Perhaps you were thinking of the iterated prisoner's dilemma since it does deal with more than two players; however, the iterated prisoner's dilemma deals with playing the game more than once in succession, while here we have a single round with an unknown number of players.

As it stands, the given problem is not a version of the prisoner's dilemma, but an entirely different sort of problem altogether. We could perhaps impose additional constraints in order to reduce it to some generalization of the prisoner's dilemma; in any case, as stated, we cannot say that this is "the prisoner's dilemma with extra credit" in any meaningful sense.

(significantly edited for clarity and organization)

Further edit: I am not aware of a canonical statement and solution of an N-player prisoner's dilemma. I would be interested in a reference.

The players don't have to be rational.

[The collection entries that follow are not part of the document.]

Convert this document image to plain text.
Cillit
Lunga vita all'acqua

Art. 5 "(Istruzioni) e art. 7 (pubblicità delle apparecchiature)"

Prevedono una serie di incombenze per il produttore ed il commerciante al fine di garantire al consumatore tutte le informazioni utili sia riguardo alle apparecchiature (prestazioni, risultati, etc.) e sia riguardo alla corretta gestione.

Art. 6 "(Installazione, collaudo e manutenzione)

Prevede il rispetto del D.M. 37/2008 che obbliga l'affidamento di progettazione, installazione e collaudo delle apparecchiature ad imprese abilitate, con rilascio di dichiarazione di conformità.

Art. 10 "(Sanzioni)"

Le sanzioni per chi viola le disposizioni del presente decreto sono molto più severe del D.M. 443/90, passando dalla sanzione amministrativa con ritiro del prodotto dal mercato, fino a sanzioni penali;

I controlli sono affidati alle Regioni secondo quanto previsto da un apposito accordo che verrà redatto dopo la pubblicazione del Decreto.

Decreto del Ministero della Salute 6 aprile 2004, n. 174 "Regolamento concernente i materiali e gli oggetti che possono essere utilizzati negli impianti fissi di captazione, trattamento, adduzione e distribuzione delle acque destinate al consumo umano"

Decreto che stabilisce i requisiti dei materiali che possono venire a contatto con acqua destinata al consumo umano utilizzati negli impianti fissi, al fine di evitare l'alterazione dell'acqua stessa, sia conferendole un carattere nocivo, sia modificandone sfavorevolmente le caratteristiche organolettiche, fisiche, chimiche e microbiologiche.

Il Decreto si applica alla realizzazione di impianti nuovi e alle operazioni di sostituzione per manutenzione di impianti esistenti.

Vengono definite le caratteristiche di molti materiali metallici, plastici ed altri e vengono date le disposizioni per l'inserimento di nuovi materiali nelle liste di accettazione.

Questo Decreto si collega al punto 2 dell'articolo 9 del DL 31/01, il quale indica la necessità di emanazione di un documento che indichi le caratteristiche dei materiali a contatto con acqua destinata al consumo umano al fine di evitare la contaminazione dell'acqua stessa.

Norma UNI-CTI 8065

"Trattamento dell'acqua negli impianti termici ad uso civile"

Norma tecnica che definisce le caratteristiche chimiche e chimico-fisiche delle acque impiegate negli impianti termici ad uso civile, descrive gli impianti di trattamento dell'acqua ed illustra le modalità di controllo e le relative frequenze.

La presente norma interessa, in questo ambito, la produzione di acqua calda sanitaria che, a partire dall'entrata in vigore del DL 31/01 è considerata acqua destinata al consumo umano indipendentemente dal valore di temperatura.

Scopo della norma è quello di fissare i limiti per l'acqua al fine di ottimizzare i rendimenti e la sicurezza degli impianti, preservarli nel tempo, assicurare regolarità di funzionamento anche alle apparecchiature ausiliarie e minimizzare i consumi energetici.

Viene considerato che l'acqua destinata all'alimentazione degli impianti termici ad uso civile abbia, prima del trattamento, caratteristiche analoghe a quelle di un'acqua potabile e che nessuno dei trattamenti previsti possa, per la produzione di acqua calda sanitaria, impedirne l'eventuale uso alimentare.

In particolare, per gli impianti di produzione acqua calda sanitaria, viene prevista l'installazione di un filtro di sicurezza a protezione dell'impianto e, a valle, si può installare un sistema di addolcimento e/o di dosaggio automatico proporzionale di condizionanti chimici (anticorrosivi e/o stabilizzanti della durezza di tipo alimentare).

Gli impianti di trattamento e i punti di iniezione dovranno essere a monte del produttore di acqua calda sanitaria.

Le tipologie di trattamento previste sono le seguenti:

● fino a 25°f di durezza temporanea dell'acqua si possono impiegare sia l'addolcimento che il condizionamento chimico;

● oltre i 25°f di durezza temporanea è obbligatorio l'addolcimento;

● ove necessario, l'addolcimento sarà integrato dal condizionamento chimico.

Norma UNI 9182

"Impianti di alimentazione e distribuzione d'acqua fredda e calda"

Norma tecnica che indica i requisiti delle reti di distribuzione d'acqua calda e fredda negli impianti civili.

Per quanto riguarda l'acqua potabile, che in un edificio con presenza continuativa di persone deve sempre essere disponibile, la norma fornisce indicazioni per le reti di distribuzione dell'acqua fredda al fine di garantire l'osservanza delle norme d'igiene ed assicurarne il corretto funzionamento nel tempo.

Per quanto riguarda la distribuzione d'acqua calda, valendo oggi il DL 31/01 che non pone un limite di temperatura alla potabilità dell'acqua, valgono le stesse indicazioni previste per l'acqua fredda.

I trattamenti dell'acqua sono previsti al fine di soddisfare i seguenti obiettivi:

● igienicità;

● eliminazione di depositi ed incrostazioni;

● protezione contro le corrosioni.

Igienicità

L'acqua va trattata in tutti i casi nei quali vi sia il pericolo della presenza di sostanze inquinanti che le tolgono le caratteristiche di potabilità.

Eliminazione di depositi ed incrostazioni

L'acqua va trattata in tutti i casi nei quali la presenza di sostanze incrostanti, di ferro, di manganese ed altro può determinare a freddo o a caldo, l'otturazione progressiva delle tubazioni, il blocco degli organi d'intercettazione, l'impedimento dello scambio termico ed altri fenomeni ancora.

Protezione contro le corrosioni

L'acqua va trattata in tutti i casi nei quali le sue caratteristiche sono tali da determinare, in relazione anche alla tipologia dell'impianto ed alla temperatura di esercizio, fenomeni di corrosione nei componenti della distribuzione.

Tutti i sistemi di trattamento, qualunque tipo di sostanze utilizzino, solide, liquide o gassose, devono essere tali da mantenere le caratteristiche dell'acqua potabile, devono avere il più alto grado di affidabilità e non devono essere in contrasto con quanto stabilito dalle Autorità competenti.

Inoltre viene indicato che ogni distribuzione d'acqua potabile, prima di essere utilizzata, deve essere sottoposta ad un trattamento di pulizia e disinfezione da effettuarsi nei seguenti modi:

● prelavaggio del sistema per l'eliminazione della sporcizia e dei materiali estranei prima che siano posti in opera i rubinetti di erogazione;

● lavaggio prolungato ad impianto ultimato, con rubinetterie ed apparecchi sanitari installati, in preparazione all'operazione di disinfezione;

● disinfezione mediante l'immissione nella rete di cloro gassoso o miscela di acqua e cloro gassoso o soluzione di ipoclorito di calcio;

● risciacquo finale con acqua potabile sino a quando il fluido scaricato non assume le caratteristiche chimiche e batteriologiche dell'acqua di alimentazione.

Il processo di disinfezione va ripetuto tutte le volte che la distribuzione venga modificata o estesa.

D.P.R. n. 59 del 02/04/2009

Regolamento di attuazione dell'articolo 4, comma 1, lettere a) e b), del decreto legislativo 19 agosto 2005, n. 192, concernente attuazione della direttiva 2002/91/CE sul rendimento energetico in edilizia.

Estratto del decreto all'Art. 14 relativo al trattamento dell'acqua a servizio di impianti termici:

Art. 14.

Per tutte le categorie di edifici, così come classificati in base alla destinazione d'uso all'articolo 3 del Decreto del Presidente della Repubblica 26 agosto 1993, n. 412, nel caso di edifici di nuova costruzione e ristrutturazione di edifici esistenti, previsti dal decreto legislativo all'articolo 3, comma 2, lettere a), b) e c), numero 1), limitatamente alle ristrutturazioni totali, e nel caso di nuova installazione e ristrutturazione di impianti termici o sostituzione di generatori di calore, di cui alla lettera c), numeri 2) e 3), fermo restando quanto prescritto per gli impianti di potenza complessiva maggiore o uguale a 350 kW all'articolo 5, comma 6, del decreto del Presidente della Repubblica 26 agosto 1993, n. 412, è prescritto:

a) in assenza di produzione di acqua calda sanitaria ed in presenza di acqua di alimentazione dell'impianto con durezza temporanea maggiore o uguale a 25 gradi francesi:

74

It is interesting to study PD with non-rational players, e.g. when it arose as a model of the nuclear arms race. It's true that the PD also "shows why two purely 'rational' individuals might not cooperate" but that is not part of the defn of PD.

I was not confusing iterated and n-player versions.

For a ref, eg http://citeseerx.ist.psu.edu/viewdoc/download?doi=10.1.1.29.... and it gives some further citations.

All students get 2 points automatically, and the outcomes are +4, 0, and -2. That satisfies your demand for a negative outcome (and shows that your demand is unnecessary)
Is the class still curved? Because if so, then choosing 6 points would always be the correct strategy.